Amid Lofty Goals, a More Earthly Snub

Israeli minister was shut out of climate meetings because forum wasn't wheelchair accessible
By John Johnson,  Newser Staff
Posted Nov 2, 2021 10:05 AM CDT
Amid Lofty Goals, a More Earthly Snub
Israeli Energy Minister Karine Elharrar, center, arrives for a meeting between British Prime Minister Boris Johnson and Israeli Prime Minister Naftali Bennett on the sidelines of the COP26 UN climate summit in Glasgow, Scotland, on Tuesday.   (AP Photo/Alberto Pezzali, Pool)

The world climate summit continues in Scotland, and the coverage of COP26 is wide-ranging. A sample:

  • Rejoining: The US has formally rejoined a group known as the High Ambition Coalition at the climate talks, reports the Guardian. The group, made up of developed and developing countries, will push for nations at the Glasgow summit to set goals to limit temperature increases to 1.5 degrees Celsius, a key plank of the Paris climate accord of 2015. The US reentry is seen as a major achievement for the HAC, given that the US is the second-biggest emitter behind China. (On Monday, Biden apologized for Donald Trump's withdrawal from the Paris pact.)

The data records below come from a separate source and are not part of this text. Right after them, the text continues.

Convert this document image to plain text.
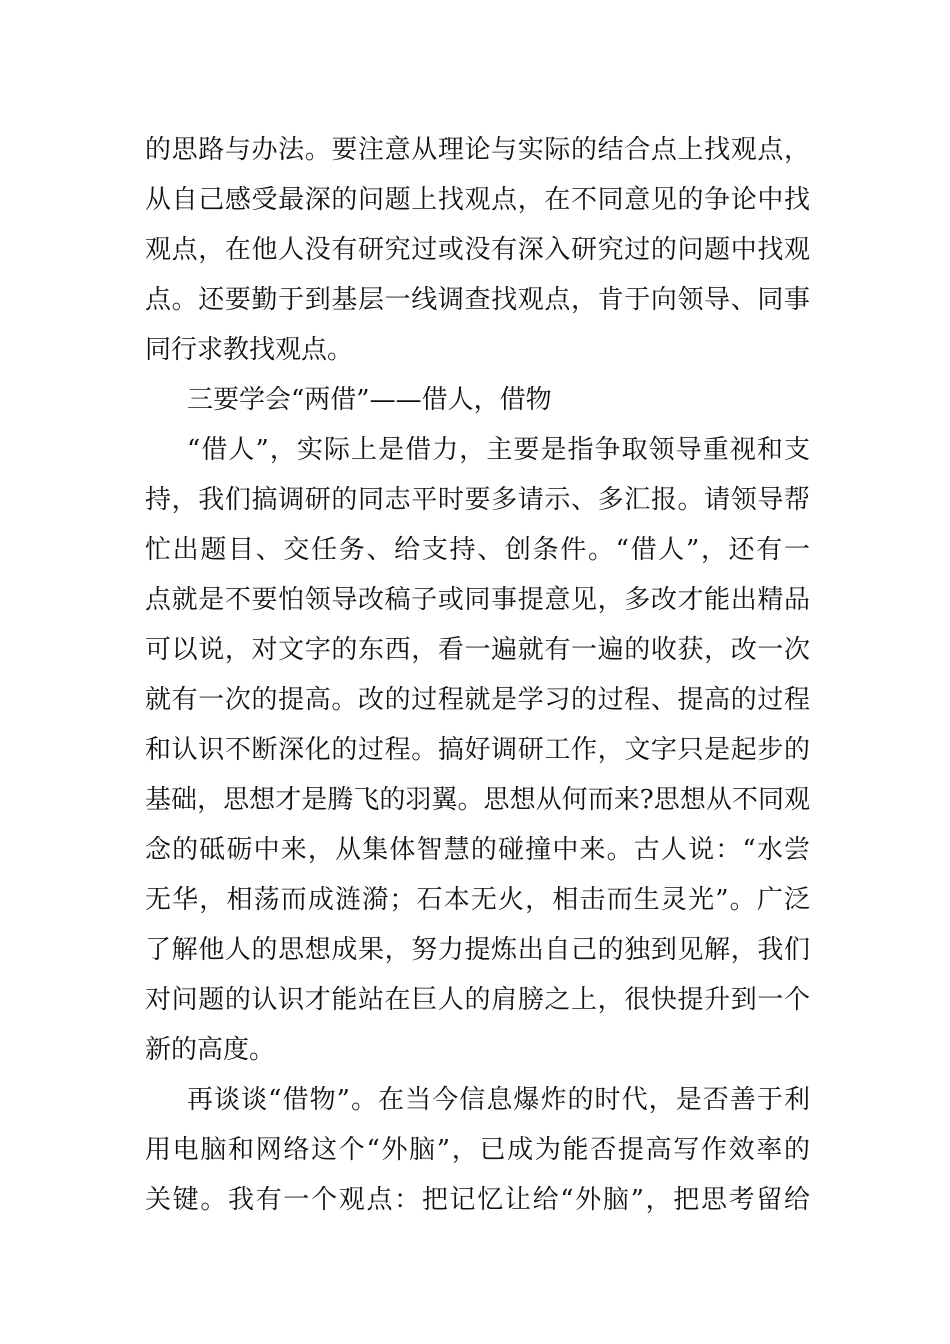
的思路与办法。要注意从理论与实际的结合点上找观点，
从自己感受最深的问题上找观点，在不同意见的争论中找
观点，在他人没有研究过或没有深入研究过的问题中找观
点。还要勤于到基层一线调查找观点，肯于向领导、同事
同行求教找观点。
三要学会“两借”——借人，借物
“借人”，实际上是借力，主要是指争取领导重视和支
持，我们搞调研的同志平时要多请示、多汇报。请领导帮
忙出题目、交任务、给支持、创条件。“借人”，还有一
点就是不要怕领导改稿子或同事提意见，多改才能出精品
可以说，对文字的东西，看一遍就有一遍的收获，改一次
就有一次的提高。改的过程就是学习的过程、提高的过程
和认识不断深化的过程。搞好调研工作，文字只是起步的
基础，思想才是腾飞的羽翼。思想从何而来?思想从不同观
念的砥砺中来，从集体智慧的碰撞中来。古人说：“水尝
无华，相荡而成涟漪；石本无火，相击而生灵光”。广泛
了解他人的思想成果，努力提炼出自己的独到见解，我们
对问题的认识才能站在巨人的肩膀之上，很快提升到一个
新的高度。
再谈谈“借物”。在当今信息爆炸的时代，是否善于利
用电脑和网络这个“外脑”，已成为能否提高写作效率的
关键。我有一个观点：把记忆让给“外脑”，把思考留给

  • Wheelchair: Israeli's energy minister couldn't attend Monday's meetings because there was no accessibility for her wheelchair, reports the BBC. Karine Elharrar, who has muscular dystrophy, says she waited for two hours for a solution before returning to her hotel room. Reuters reports that the problem involved transportation to the Glasgow venue, which couldn't accommodate her chair. The problem was resolved Tuesday.
  • A big deal: The "real legacy" of this summit might be the Global Methane Pledge, writes Andrew Freedman at Axios. Leaders of more than 90 nations will sign a pact to cut emissions of the gas, which is less plentiful than carbon dioxide but more more potent when it comes to trapping heat in the atmosphere. (The global pledge is in sync with a new move by Biden on methane in the US.)
  • The trees: The first major agreement to emerge from the summit was actually a pledge to end deforestation by 2030, reports the BBC. And yes, Brazil, home of the Amazon rainforest, was among the nations to sign on to the agreement. Environmentalists aren't celebrating too much, however, given that a similar pact in 2014 fizzled.
  • No-show: Turkish President Recep Tayyip Erdogan took off in a plane for Scotland but ended up returning to Turkey and will skip the summit, reports Reuters. The reason: Erdogan says Scottish officials wouldn't agree to unspecified security protocols. He also complained that another country, unnamed, received the same protocols that were denied Turkey. "We are obliged to protect the dignity of our nation," he said, in what sounds like a diplomatic snit.
  • Bezos: Amazon founder Jeff Bezos announced at the summit Tuesday that he will give another $2 billion, on top of an earlier pledge of $1 billion, for conservation efforts, reports CNET. Bezos says he was inspired to do so by his voyage to the edge of space. "Looking back at the Earth from up there, the atmosphere seems so thin, the world so finite and so fragile," he told the summit.